C’est toute l’ambition du projet SusEcoCCUS, visant à créer une économie circulaire et durable pour le CCUS. Concrètement, il s’agit de construire un démonstrateur pilote à l’échelle réelle impliquant différents campus de l’EPFL et capable de capturer et traiter jusqu’à une tonne métrique de CO2 par jour. Lancé l’automne dernier, le projet est soutenu à hauteur de 9 millions de francs sur 6 ans et implique 11 laboratoires répartis sur trois campus de l’EPFL (Valais, Lausanne, Neuchâtel) et dans trois facultés (Sciences de base, ENAC et STI).
D’abord, la capture du CO2. Le principe est de le collecter à la source, en l’occurrence à l’usine d’incinération d’Enevi, à Uvrier, en Valais. C’est cette usine qui dès cette année doit chauffer le bâtiment I17 d’EPFL Valais Wallis à Sion, à travers un chauffage à distance. En contribuant à capturer le CO2 à la sortie des cheminées, l’EPFL réduit ainsi son empreinte carbone, en accord avec sa stratégie Climat et Durabilité 2030. Le procédé de capture mêle deux technologies dans lesquelles l’EPFL est à la pointe : les membranes en graphène qui filtrent le CO2, mises au point par le laboratoire de Kumar Agrawal, et les éponges, développées par la professeure Wendy Queen, capables de retenir les molécules filtrées. Le CO2 sera ensuite traité chimiquement afin d’être stocké sous une forme liquide prompte à une série d’utilisations. Le projet inclut aussi de la recherche pour améliorer les technologies de capture de CO2 directement dans l’air.

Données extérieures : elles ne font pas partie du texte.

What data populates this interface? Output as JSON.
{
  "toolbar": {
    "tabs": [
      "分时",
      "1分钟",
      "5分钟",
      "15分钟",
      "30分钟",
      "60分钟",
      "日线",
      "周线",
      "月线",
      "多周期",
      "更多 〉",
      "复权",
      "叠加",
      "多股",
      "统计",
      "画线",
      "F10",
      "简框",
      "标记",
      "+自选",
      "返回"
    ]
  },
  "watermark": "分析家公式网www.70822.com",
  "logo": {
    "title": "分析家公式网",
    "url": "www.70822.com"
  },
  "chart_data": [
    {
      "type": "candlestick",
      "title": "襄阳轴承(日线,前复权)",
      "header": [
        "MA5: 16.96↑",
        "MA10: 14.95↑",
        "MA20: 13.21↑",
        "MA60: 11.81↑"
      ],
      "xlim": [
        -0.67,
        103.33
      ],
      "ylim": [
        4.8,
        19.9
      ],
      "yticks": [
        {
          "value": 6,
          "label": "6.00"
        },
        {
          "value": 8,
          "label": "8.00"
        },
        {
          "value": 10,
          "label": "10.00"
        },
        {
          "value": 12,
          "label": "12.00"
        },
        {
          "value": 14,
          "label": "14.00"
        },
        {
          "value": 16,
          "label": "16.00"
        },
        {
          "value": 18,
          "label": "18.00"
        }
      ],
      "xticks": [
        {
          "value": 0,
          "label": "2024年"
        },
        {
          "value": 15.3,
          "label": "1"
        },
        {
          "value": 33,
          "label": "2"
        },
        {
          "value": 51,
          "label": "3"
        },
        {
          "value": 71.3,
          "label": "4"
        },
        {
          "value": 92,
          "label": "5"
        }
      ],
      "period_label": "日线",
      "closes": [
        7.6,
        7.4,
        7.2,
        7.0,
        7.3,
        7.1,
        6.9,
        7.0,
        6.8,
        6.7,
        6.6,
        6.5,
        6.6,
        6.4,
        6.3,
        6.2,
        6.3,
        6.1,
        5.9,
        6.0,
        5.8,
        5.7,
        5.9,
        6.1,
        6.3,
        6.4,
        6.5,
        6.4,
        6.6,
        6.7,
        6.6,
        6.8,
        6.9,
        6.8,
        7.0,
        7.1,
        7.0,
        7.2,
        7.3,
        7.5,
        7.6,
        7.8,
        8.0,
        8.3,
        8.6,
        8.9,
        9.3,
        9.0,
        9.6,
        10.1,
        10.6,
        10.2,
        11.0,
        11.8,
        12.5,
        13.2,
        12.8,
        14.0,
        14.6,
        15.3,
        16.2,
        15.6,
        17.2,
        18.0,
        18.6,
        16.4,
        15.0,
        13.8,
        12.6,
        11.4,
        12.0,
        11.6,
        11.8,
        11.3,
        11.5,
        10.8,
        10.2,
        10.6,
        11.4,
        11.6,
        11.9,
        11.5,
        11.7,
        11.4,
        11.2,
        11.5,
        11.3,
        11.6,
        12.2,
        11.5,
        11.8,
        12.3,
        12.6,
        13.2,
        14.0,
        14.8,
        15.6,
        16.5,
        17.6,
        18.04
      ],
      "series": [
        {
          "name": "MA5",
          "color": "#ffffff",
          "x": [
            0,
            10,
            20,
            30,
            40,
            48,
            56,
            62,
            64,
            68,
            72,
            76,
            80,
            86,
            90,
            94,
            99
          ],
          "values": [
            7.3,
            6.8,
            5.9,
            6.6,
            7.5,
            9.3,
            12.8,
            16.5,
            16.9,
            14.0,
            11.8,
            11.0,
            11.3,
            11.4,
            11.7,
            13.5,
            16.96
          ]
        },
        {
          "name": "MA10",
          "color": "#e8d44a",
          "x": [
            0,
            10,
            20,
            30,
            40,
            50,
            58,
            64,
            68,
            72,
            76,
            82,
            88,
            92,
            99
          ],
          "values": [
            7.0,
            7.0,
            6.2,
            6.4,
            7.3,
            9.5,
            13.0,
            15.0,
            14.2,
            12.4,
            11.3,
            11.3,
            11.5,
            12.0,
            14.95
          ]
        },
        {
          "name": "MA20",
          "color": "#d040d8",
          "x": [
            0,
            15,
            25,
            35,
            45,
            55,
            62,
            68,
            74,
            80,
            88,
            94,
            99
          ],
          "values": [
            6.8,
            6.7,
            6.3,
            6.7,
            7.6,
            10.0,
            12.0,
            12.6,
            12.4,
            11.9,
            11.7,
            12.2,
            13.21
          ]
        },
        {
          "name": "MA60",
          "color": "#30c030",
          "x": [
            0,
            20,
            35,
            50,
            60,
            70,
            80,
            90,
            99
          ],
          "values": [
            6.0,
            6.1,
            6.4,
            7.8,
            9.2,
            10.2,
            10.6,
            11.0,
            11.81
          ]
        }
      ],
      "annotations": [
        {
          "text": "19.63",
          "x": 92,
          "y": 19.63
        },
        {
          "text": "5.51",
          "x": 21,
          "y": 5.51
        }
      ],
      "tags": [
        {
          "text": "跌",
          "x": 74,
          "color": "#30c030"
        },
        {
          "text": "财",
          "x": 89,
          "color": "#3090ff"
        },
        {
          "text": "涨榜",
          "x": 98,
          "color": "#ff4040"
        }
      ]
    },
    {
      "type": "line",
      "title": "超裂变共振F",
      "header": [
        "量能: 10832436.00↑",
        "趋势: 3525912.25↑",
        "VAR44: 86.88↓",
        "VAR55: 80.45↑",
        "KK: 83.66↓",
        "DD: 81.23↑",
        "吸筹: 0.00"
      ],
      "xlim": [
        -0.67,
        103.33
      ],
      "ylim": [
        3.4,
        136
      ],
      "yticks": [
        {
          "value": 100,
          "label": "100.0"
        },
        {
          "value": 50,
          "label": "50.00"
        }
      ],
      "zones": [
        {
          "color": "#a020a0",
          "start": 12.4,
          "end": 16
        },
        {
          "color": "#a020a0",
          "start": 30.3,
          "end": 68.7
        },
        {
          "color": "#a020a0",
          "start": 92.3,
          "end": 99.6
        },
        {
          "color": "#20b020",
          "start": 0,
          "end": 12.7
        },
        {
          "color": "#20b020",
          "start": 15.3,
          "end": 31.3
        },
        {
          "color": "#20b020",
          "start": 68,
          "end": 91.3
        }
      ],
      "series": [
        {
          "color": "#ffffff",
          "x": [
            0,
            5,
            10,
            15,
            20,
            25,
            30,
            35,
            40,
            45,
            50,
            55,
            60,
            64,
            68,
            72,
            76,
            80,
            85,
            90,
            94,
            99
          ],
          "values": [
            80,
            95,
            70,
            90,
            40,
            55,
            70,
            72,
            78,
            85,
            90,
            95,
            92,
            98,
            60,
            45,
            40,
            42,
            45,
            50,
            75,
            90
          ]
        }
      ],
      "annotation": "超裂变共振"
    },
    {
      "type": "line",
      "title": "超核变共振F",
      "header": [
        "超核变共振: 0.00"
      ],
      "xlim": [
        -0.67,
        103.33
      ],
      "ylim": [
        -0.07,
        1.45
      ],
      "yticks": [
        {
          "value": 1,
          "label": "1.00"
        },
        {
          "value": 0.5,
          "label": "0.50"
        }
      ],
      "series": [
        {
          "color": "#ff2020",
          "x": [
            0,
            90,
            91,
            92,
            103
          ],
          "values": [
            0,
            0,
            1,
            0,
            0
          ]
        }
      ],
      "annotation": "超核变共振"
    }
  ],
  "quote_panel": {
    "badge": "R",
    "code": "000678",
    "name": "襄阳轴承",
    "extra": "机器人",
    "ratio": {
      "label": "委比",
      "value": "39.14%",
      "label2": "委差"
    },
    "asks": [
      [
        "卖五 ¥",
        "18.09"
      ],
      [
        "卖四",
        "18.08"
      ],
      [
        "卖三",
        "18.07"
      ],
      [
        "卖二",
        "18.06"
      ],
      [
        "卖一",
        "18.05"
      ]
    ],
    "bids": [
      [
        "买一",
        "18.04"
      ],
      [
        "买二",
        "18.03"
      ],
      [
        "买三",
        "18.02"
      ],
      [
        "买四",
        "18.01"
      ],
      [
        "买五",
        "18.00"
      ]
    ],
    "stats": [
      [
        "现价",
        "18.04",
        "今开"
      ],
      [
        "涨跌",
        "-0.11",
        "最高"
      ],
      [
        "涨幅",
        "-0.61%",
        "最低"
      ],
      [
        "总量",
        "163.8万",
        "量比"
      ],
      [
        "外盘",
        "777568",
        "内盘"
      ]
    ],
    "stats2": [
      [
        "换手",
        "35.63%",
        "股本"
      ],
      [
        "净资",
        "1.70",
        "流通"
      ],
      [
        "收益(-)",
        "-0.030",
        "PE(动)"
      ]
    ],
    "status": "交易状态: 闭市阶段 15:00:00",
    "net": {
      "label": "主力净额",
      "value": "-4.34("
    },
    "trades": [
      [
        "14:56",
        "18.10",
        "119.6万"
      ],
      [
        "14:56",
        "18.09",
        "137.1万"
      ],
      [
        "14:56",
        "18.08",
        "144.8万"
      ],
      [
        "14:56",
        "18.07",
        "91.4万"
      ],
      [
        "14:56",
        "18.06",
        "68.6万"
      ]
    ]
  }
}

Conditions de déploiement à grande échelle
Le deuxième gros volet est celui de la conversion et l’utilisation du dioxyde de carbone. Le groupe de Jan Van Herle est spécialisé dans les procédés d’électrolyse. Alimentés par des énergies renouvelables, les électrolyseurs sont capables de décomposer les molécules d’eau en oxygène et hydrogène. Ainsi produit, l’hydrogène vert combiné à du CO2 permet de produire du gaz de synthèse, tel que le méthane, transportable, stockable et injectable dans le réseau de gaz naturel existant. Un petit démonstrateur s’attachera également à montrer comment on peut utiliser le CO2 pour produire de l’éthylène, un gaz à la base de nombre de matériaux plastiques.
Le troisième volet est celui du stockage. Le laboratoire de mécanique des sols du professeur Lyesse Laloui mène de nombreuses recherches sur l’enfouissement du CO2. Il élaborera un banc d’essai unique de stockage géologique du CO2 à l’échelle d’un mètre afin de tester notamment le stockage à court et à long terme.
Le quatrième et dernier volet, et non des moindres, aborde la question de l’intégration de ces technologies dans les processus de production et les analyses de cycle de vie. Le laboratoire de François Maréchal en collaboration avec celui de Marina Micari étudieront par exemple les conditions du déploiement à grande échelle de ces technologies dans le cadre de la transition énergétique. Sascha Nick du Laboratoire d’économie environnementale et urbaine se penchera sur les aspects économiques et financiers de la CCUS. Enfin, le projet inclut un côté éducatif, impliquant directement les étudiants et étudiantes dans les processus d’expérimentation.